Black students recount early days of integration

A political history project examines the legacy of Virginia's "massive resistance" movement.

RICHMOND -- For some of the black students who took the first steps toward integrating Virginia's public schools more than a half-century ago, the memories of their hardships have not faded with time.

"That was the worst two and a half years of my life," said Andrew Heidelberg, one of 17 black students to attend previously all-white Norfolk public schools in 1959, as Virginia's efforts to resist racial integration began slowly to unravel.

"Most people really don't understand how we were treated," Heidelberg said Friday at the state Capitol, where former students, lawyers, academics and political leaders examined the legacy of Virginia's "massive resistance" movement.

The conference was organized by the University of Virginia's Center for Politics for its 12th annual Virginia Political History Project.

Black students recounted the fear, verbal abuse and other indignities they suffered when they ventured into all-white schools. Political leaders, including two former governors, recalled the extreme steps Virginia's government took to keep blacks from attending school with whites.

"It tore Virginia apart and, tragically, the harm will never be understood," said state Sen. Henry Marsh, D-Richmond, who waged school integration battles as a civil rights lawyer.

Virginia's massive resistance policy was the state's final attempt to defy the U.S. Supreme Court's landmark Brown v. Board of Education decision of 1954 and subsequent federal court orders to integrate public schools. The state's resistance was effectively led by former Gov. and U.S. Sen. Harry Byrd, whose conservative Democratic organization dominated state and local politics.

"Everybody was afraid to buck this aura around senior Senator Byrd," said former Gov. Linwood Holton, the first Republican Virginia governor of the 20th century.

In the fall of 1958, several schools in Norfolk, Charlottesville and Warren County were closed to evade court orders to integrate, but courts forced the schools to reopen in February 1959.

But the students who integrated those schools faced even harder challenges after the legal barriers were removed, said panelists at Friday's conference.

They encountered threats, epithets and ugly stereotypes, even from adults. Delores Brown, who joined Heidelberg at Norfolk's Norview High School, said an administrator refused to let her take a physical education class and told her, "You're not going to be dirtying up our showers, now go on to your class."

"That first day was very humiliating to me," Brown said.

Henry Cabarrus recalled the fear he felt when he joined in a lawsuit challenging the closing of schools in Prince Edward County, which remained closed until 1964.

"People will see me, they'll know me and they'll kill me," he remembered thinking.

The demise of massive resistance did not trigger swift integration of public schools. Virginia preserved various forms of "passive resistance," developing freedom-of-choice plans and repealing compulsory attendance laws. Those measures, along with white flight from the cities, slowed the pace of integration in the 1960s. Former Gov. Douglas Wilder, the nation's first elected black governor, told the conference that "the lingering effects of decades of justifying segregation continues."

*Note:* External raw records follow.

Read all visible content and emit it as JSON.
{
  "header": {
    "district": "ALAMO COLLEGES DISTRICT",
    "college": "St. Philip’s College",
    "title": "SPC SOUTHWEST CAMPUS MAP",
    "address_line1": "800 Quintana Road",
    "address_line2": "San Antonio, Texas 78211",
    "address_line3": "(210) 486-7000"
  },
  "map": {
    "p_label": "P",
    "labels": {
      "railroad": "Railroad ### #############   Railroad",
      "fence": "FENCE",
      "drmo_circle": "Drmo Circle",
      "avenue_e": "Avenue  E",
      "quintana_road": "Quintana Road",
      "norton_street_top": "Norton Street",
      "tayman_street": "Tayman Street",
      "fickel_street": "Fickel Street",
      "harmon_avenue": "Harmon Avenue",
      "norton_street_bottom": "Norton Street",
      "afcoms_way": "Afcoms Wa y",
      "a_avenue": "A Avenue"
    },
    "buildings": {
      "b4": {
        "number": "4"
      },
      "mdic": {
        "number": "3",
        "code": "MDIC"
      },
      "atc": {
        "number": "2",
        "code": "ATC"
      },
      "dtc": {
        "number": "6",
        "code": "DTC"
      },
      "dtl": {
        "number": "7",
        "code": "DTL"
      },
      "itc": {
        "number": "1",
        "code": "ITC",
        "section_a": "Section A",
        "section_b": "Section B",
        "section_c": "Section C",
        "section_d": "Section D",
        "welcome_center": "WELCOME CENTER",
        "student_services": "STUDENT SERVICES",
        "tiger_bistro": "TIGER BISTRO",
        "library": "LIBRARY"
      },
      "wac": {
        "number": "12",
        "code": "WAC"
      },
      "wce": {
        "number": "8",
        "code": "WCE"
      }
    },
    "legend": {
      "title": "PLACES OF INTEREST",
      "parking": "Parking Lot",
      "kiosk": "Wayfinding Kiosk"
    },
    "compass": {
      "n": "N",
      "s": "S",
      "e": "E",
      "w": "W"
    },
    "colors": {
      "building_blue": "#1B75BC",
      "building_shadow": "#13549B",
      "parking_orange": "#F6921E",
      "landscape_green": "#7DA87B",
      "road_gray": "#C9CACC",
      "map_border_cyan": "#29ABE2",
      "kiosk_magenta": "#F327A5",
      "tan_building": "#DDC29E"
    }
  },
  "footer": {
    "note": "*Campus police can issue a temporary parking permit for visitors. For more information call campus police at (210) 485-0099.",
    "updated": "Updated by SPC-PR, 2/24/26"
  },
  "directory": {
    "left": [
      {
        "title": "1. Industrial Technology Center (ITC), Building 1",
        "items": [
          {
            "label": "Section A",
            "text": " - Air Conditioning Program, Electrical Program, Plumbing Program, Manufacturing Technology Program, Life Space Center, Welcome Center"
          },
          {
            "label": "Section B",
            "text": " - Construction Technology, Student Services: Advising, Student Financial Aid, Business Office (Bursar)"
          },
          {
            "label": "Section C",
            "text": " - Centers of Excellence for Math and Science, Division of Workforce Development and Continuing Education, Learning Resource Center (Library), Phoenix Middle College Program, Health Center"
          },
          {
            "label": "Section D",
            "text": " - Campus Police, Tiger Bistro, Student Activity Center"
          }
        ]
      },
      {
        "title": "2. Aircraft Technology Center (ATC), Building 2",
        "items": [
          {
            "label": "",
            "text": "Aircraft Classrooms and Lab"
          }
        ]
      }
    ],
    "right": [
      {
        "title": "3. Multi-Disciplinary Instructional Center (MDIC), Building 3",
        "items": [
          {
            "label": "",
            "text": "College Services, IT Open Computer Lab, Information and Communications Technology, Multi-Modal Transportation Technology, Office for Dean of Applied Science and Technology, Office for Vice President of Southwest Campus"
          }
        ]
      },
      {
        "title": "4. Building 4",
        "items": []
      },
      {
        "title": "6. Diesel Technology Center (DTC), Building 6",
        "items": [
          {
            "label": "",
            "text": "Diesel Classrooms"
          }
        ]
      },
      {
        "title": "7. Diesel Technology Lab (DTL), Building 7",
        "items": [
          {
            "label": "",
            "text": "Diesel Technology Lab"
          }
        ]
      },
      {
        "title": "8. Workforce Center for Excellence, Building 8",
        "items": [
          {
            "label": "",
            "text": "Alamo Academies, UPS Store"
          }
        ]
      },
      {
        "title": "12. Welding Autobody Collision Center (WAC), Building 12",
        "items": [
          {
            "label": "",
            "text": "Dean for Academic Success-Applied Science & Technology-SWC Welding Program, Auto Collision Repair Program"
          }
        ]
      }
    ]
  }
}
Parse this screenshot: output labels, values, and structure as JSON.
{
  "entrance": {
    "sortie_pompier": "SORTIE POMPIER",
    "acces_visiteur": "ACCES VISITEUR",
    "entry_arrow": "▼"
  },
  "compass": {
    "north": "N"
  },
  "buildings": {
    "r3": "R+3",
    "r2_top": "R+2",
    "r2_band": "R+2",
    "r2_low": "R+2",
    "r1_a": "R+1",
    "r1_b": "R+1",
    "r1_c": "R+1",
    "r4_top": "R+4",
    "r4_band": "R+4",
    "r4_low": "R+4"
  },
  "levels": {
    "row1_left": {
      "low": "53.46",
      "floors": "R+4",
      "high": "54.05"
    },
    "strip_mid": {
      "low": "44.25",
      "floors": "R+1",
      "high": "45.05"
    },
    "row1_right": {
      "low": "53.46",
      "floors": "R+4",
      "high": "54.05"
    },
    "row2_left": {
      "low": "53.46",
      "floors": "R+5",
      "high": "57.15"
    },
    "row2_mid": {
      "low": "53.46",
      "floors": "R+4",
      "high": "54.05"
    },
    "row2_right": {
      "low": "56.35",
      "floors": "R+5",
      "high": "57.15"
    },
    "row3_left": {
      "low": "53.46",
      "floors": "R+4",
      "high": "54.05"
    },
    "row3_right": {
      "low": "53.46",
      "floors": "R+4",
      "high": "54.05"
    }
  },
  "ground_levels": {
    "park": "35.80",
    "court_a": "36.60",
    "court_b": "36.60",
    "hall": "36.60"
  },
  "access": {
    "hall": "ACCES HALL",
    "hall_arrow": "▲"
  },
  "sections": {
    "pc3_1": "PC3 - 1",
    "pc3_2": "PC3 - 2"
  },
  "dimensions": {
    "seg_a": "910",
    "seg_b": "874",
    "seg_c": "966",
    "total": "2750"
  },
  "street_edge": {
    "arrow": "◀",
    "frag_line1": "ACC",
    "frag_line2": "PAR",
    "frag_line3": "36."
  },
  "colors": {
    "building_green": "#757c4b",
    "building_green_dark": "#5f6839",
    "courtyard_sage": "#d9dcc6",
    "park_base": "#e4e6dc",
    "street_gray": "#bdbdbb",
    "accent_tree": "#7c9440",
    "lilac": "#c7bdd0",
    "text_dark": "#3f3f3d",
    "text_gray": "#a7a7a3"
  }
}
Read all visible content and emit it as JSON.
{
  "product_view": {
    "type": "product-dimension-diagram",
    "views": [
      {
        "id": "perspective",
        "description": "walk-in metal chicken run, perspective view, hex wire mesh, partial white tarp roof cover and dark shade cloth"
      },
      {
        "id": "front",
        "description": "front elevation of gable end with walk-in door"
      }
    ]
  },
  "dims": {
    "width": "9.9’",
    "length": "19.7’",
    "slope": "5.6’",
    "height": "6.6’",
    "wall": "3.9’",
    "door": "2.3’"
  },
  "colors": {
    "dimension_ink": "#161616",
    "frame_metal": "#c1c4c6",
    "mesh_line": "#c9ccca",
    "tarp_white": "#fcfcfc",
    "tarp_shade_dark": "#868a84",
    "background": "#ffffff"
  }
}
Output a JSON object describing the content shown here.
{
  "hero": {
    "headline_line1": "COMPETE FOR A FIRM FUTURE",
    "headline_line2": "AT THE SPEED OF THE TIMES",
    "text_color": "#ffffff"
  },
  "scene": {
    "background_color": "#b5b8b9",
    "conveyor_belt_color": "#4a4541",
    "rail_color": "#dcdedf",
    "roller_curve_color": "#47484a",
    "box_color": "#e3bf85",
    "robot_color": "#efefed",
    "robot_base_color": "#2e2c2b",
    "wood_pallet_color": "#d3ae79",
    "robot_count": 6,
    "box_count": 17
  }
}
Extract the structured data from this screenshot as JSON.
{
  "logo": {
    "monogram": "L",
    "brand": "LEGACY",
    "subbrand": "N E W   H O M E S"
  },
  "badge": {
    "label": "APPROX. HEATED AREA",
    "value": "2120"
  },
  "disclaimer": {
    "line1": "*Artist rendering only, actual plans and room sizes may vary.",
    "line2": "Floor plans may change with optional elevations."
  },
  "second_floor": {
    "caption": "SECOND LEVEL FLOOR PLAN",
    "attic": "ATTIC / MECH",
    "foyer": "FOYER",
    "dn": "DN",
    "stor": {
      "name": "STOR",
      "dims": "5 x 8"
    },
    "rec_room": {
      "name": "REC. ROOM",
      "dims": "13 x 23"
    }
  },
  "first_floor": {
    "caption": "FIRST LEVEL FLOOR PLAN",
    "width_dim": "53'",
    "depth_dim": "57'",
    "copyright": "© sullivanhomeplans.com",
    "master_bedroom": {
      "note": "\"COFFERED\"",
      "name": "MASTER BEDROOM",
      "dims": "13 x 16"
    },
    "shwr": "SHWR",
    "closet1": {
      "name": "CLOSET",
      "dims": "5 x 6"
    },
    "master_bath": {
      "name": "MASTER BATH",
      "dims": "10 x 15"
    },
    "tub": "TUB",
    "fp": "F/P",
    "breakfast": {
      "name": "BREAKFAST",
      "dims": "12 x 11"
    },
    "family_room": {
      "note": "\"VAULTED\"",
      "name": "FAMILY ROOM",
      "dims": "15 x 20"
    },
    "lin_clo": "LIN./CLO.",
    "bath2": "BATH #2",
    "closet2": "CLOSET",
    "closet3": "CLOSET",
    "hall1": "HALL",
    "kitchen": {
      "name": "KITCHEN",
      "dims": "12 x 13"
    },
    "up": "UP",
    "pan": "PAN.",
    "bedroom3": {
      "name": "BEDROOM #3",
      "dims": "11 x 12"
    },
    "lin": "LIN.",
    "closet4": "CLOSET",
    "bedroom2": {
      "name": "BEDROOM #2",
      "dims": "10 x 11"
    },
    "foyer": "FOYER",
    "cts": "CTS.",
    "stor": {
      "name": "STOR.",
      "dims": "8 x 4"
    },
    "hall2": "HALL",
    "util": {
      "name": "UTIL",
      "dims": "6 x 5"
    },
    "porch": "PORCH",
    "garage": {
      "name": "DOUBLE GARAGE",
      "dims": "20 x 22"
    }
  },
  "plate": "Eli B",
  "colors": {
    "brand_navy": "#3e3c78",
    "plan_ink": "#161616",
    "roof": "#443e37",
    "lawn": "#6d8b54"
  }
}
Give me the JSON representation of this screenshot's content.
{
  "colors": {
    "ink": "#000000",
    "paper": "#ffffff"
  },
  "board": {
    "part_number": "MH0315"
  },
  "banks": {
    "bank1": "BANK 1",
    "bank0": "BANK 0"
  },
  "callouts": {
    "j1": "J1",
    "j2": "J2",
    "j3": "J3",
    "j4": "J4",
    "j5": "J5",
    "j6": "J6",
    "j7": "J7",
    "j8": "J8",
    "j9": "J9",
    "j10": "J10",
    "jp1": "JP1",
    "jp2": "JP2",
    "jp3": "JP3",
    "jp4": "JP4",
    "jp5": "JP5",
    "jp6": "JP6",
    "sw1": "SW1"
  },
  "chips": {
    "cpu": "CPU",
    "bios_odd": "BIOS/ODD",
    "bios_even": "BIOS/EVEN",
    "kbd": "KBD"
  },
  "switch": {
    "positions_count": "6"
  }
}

Holton, who also attended the conference, helped build momentum for integration by sending his children to predominantly black Richmond public schools in 1970.

Wilder said massive resistance had devastating consequences for students who were denied educations, and he spared no criticism of those in government and the media who enabled and encouraged the policy. Wilder worried whether younger generations will take advantage of opportunities created for them by those who knocked down the walls of institutional racism.

But Wilder, who was governor from 1990 to 1994, also talked of the progress that has occurred over a half-century and noted that he took the oath of office on the steps of the same building that spawned massive resistance.

"Looking back, I don't see the ravages of poverty and racism," Wilder said. "Instead I see the wealth of a community who lifted me up and pushed me to achieve my best."